I've had a script run over the weekend to try to reproduce the issue, but it's still happily running. A colleague managed to reproduce it by accident though, and we've coredumped the vbox process at that time. You can find the dump here: http://files.incubaid.com/iaas/virtualbox/core.hung.bz2
comment:17 by , 12 years ago
Thanks for the core dump! First analysis shows that the power down thread is waiting for the EM thread. The EM thread is executing PDMR3PowerOff() but is waiting for some device to get powered off. This smells like a bug we fixed in a later release, let me check.
comment:18 by , 12 years ago
Actually, do you still have the corresponding VBox.log file to the core dump you submitted available? I just saw that this case must be slightly different than the original VBox.log file attached to this ticket.
The other problem (VBoxSVC crashes if client is killed with -9) was fixed in VirtualBox 4.0.16.
comment:19 by , 12 years ago
Frank,
I'm not quite sure - the vmachine was destroyed, but I did find a VBox.log file that might have belonged to it. I don't know if you can get the VM name from the core dump, but if it was 21470, then this is the log file you need.
by , 12 years ago
Attachment: | 21470.VBox.log added |
---|
comment:20 by , 12 years ago
Thanks for the log file. I think this one does indeed match the core dump. So far it looks like some AHCI thread does not properly terminate. We are currently investigating the core dump.
comment:21 by , 12 years ago
Is it possible to get the raw disk vmdk descriptor files of a hung VM? I'm currently investigating the core dump but it would make things a bit easier if I could have a look at the descriptor files.
comment:22 by , 12 years ago
The machine had three disks (boot, data, swap). I'm afraid the actual disks are lost, but the vmdk files were still around on the system.
21470_0.vmdk should be the boot disk.
by , 12 years ago
Attachment: | vmdk_files.tgz added |
---|
comment:23 by , 12 years ago
For the sake of completeness:
The poweroff hang was due to a misbehavior of one of your storage volumes (iSCSI?). It reports that it does not support asynchronous flush operations so VirtualBox performs synchronous flushes. Such a flush was issued as a response to the shutdown but it never completes (it is the first and only flush command for that volume). The volume has seen little access during VM runtime so it could be the swap partition.

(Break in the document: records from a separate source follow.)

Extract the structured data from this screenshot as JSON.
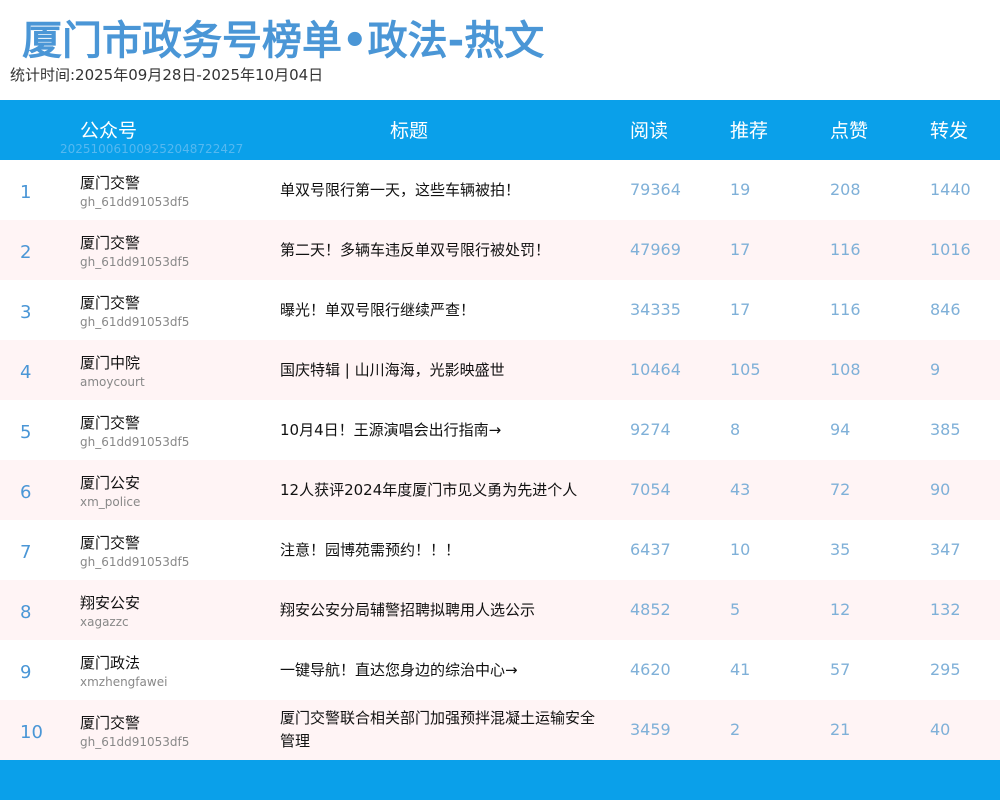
{
  "page": {
    "title": "厦门市政务号榜单•政法-热文",
    "period": "统计时间:2025年09月28日-2025年10月04日"
  },
  "header": {
    "account": "公众号",
    "title": "标题",
    "reads": "阅读",
    "recommends": "推荐",
    "likes": "点赞",
    "shares": "转发",
    "stamp": "20251006100925204872​2427"
  },
  "rows": [
    {
      "rank": "1",
      "account": "厦门交警",
      "id": "gh_61dd91053df5",
      "title": "单双号限行第一天，这些车辆被拍！",
      "reads": "79364",
      "recommends": "19",
      "likes": "208",
      "shares": "1440"
    },
    {
      "rank": "2",
      "account": "厦门交警",
      "id": "gh_61dd91053df5",
      "title": "第二天！多辆车违反单双号限行被处罚！",
      "reads": "47969",
      "recommends": "17",
      "likes": "116",
      "shares": "1016"
    },
    {
      "rank": "3",
      "account": "厦门交警",
      "id": "gh_61dd91053df5",
      "title": "曝光！单双号限行继续严查！",
      "reads": "34335",
      "recommends": "17",
      "likes": "116",
      "shares": "846"
    },
    {
      "rank": "4",
      "account": "厦门中院",
      "id": "amoycourt",
      "title": "国庆特辑 | 山川海海，光影映盛世",
      "reads": "10464",
      "recommends": "105",
      "likes": "108",
      "shares": "9"
    },
    {
      "rank": "5",
      "account": "厦门交警",
      "id": "gh_61dd91053df5",
      "title": "10月4日！王源演唱会出行指南→",
      "reads": "9274",
      "recommends": "8",
      "likes": "94",
      "shares": "385"
    },
    {
      "rank": "6",
      "account": "厦门公安",
      "id": "xm_police",
      "title": "12人获评2024年度厦门市见义勇为先进个人",
      "reads": "7054",
      "recommends": "43",
      "likes": "72",
      "shares": "90"
    },
    {
      "rank": "7",
      "account": "厦门交警",
      "id": "gh_61dd91053df5",
      "title": "注意！园博苑需预约！！！",
      "reads": "6437",
      "recommends": "10",
      "likes": "35",
      "shares": "347"
    },
    {
      "rank": "8",
      "account": "翔安公安",
      "id": "xagazzc",
      "title": "翔安公安分局辅警招聘拟聘用人选公示",
      "reads": "4852",
      "recommends": "5",
      "likes": "12",
      "shares": "132"
    },
    {
      "rank": "9",
      "account": "厦门政法",
      "id": "xmzhengfawei",
      "title": "一键导航！直达您身边的综治中心→",
      "reads": "4620",
      "recommends": "41",
      "likes": "57",
      "shares": "295"
    },
    {
      "rank": "10",
      "account": "厦门交警",
      "id": "gh_61dd91053df5",
      "title": "厦门交警联合相关部门加强预拌混凝土运输安全管理",
      "reads": "3459",
      "recommends": "2",
      "likes": "21",
      "shares": "40"
    }
  ]
}
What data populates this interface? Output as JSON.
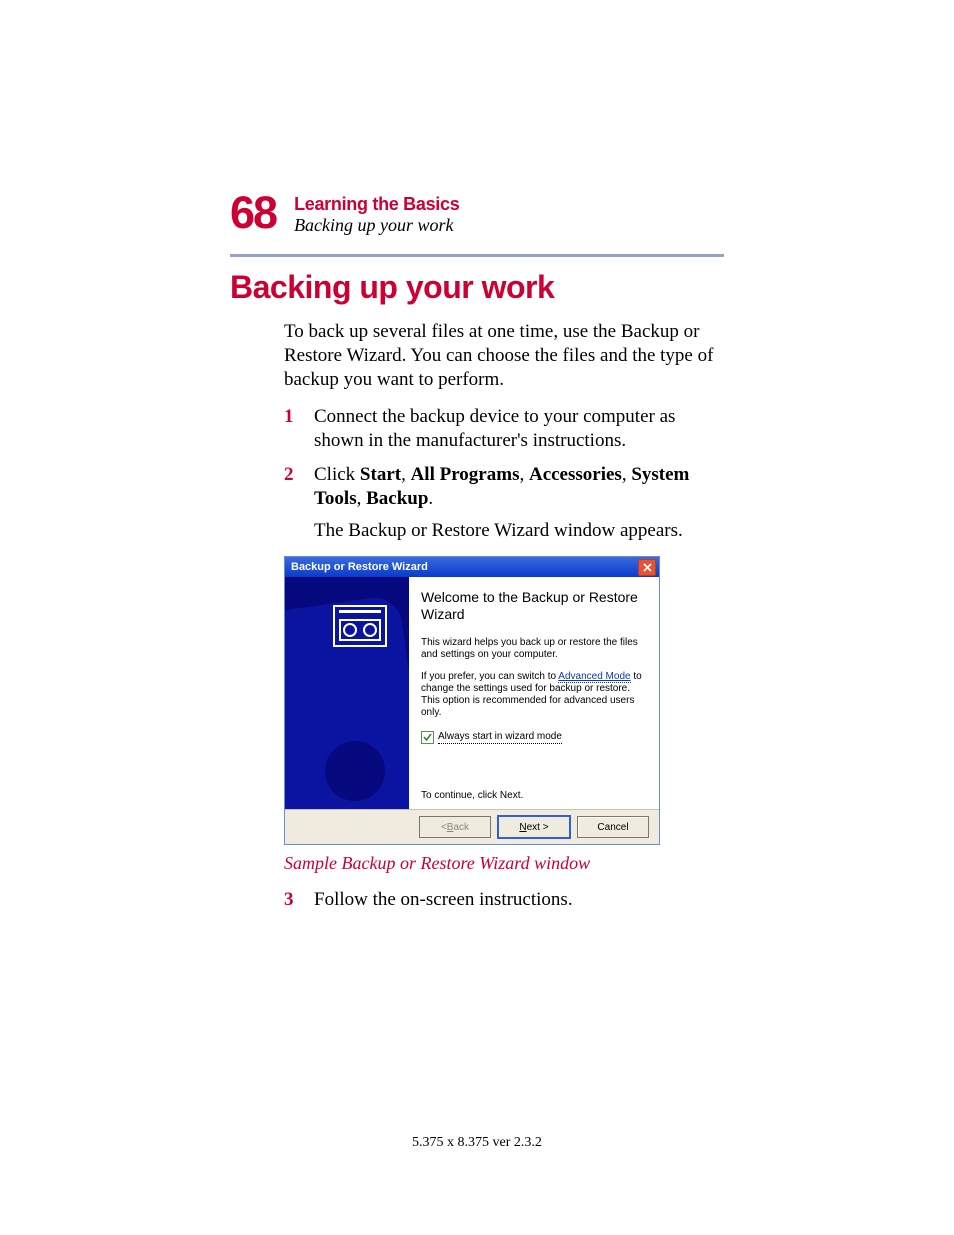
{
  "page": {
    "number": "68",
    "chapter": "Learning the Basics",
    "section": "Backing up your work",
    "heading": "Backing up your work",
    "intro": "To back up several files at one time, use the Backup or Restore Wizard. You can choose the files and the type of backup you want to perform.",
    "step1": "Connect the backup device to your computer as shown in the manufacturer's instructions.",
    "step2_prefix": "Click ",
    "step2_b1": "Start",
    "step2_b2": "All Programs",
    "step2_b3": "Accessories",
    "step2_b4": "System Tools",
    "step2_b5": "Backup",
    "step2_follow": "The Backup or Restore Wizard window appears.",
    "caption": "Sample Backup or Restore Wizard window",
    "step3": "Follow the on-screen instructions.",
    "footer": "5.375 x 8.375 ver 2.3.2"
  },
  "wizard": {
    "title": "Backup or Restore Wizard",
    "heading": "Welcome to the Backup or Restore Wizard",
    "desc": "This wizard helps you back up or restore the files and settings on your computer.",
    "adv_pre": "If you prefer, you can switch to ",
    "adv_link": "Advanced Mode",
    "adv_post": " to change the settings used for backup or restore. This option is recommended for advanced users only.",
    "checkbox_label": "Always start in wizard mode",
    "continue": "To continue, click Next.",
    "back_prefix": "< ",
    "back_u": "B",
    "back_rest": "ack",
    "next_u": "N",
    "next_rest": "ext >",
    "cancel": "Cancel"
  }
}
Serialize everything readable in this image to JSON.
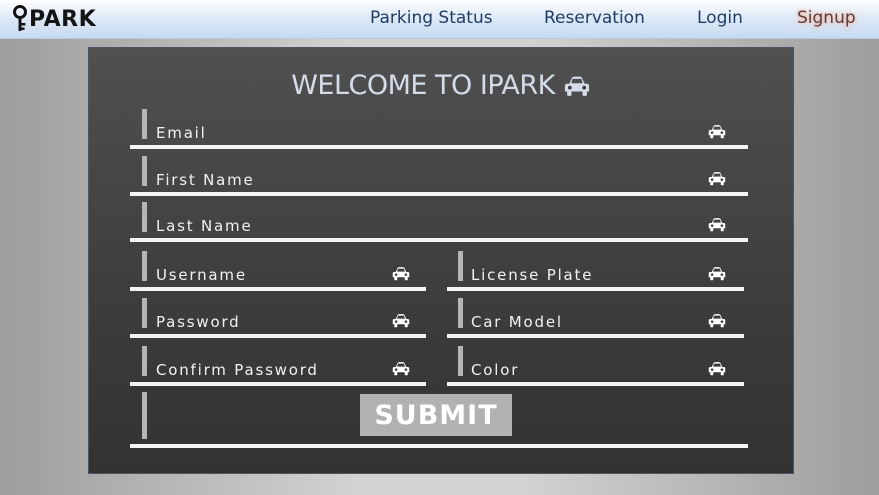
{
  "app": {
    "logo_text": "PARK"
  },
  "nav": {
    "items": [
      {
        "label": "Parking Status"
      },
      {
        "label": "Reservation"
      },
      {
        "label": "Login"
      },
      {
        "label": "Signup",
        "active": true
      }
    ],
    "active_highlight_color": "#f2b49c"
  },
  "form": {
    "title": "WELCOME TO IPARK",
    "fields": {
      "email": "Email",
      "first_name": "First Name",
      "last_name": "Last Name",
      "username": "Username",
      "password": "Password",
      "confirm_password": "Confirm Password",
      "license_plate": "License Plate",
      "car_model": "Car Model",
      "color": "Color"
    },
    "submit_label": "SUBMIT",
    "field_icon": "car-icon"
  }
}
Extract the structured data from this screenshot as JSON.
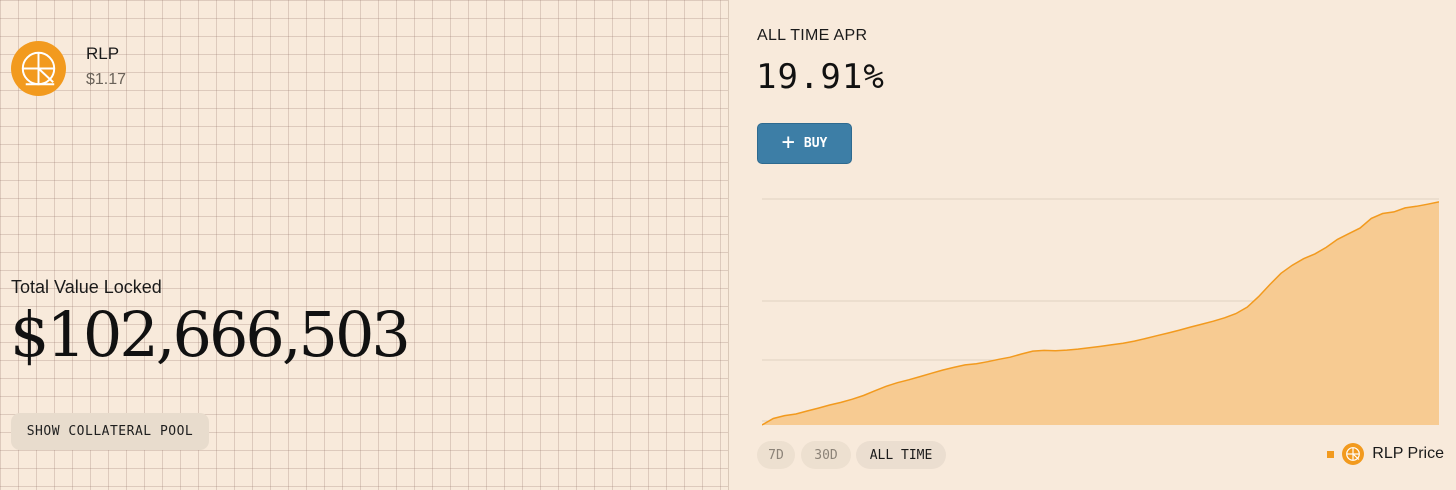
{
  "token": {
    "name": "RLP",
    "price": "$1.17",
    "icon": "rlp-logo-icon",
    "brand_color": "#f29a1e"
  },
  "tvl": {
    "label": "Total Value Locked",
    "value": "$102,666,503"
  },
  "buttons": {
    "collateral_pool": "SHOW COLLATERAL POOL",
    "buy": "BUY",
    "buy_color": "#3d7ea6"
  },
  "apr": {
    "label": "ALL TIME APR",
    "value": "19.91%"
  },
  "ranges": [
    {
      "label": "7D",
      "active": false
    },
    {
      "label": "30D",
      "active": false
    },
    {
      "label": "ALL TIME",
      "active": true
    }
  ],
  "chart_data": {
    "type": "area",
    "series": [
      {
        "name": "RLP Price",
        "color": "#f29a1e",
        "values": [
          0.0,
          0.04,
          0.058,
          0.068,
          0.087,
          0.105,
          0.124,
          0.14,
          0.16,
          0.183,
          0.212,
          0.24,
          0.262,
          0.28,
          0.3,
          0.32,
          0.34,
          0.357,
          0.372,
          0.38,
          0.392,
          0.407,
          0.42,
          0.44,
          0.458,
          0.462,
          0.46,
          0.464,
          0.47,
          0.478,
          0.487,
          0.497,
          0.507,
          0.52,
          0.536,
          0.553,
          0.57,
          0.588,
          0.607,
          0.625,
          0.643,
          0.664,
          0.69,
          0.73,
          0.795,
          0.87,
          0.94,
          0.99,
          1.03,
          1.06,
          1.1,
          1.15,
          1.185,
          1.22,
          1.28,
          1.31,
          1.32,
          1.345,
          1.355,
          1.368,
          1.382
        ]
      }
    ],
    "ylim": [
      0,
      1.4
    ],
    "grid": "horizontal",
    "legend": "bottom-right"
  }
}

When trying to do the hard power off, VirtualBox waits for the flush to complete but due to some problem with the underlying storage system, it never does. In the synchronous flush case, VirtualBox did not handle a hanging flush command. This is now implemented.
The following problem when doing a kill -9 on the VM process was already fixed in the current version 4.0.16.
comment:24 by , 12 years ago
Resolution: | → fixed |
---|---|
Status: | new → closed |
I cannot reproduce your problem. Tried this with VBox 4.2.0, a Linux host and a Linux guest. Also: If the guest is ignoring the power button event then this should not influence the VM process in any way.
Please attach a VBox.log file from such a VM session where you had to kill the VM process with 'kill -9'.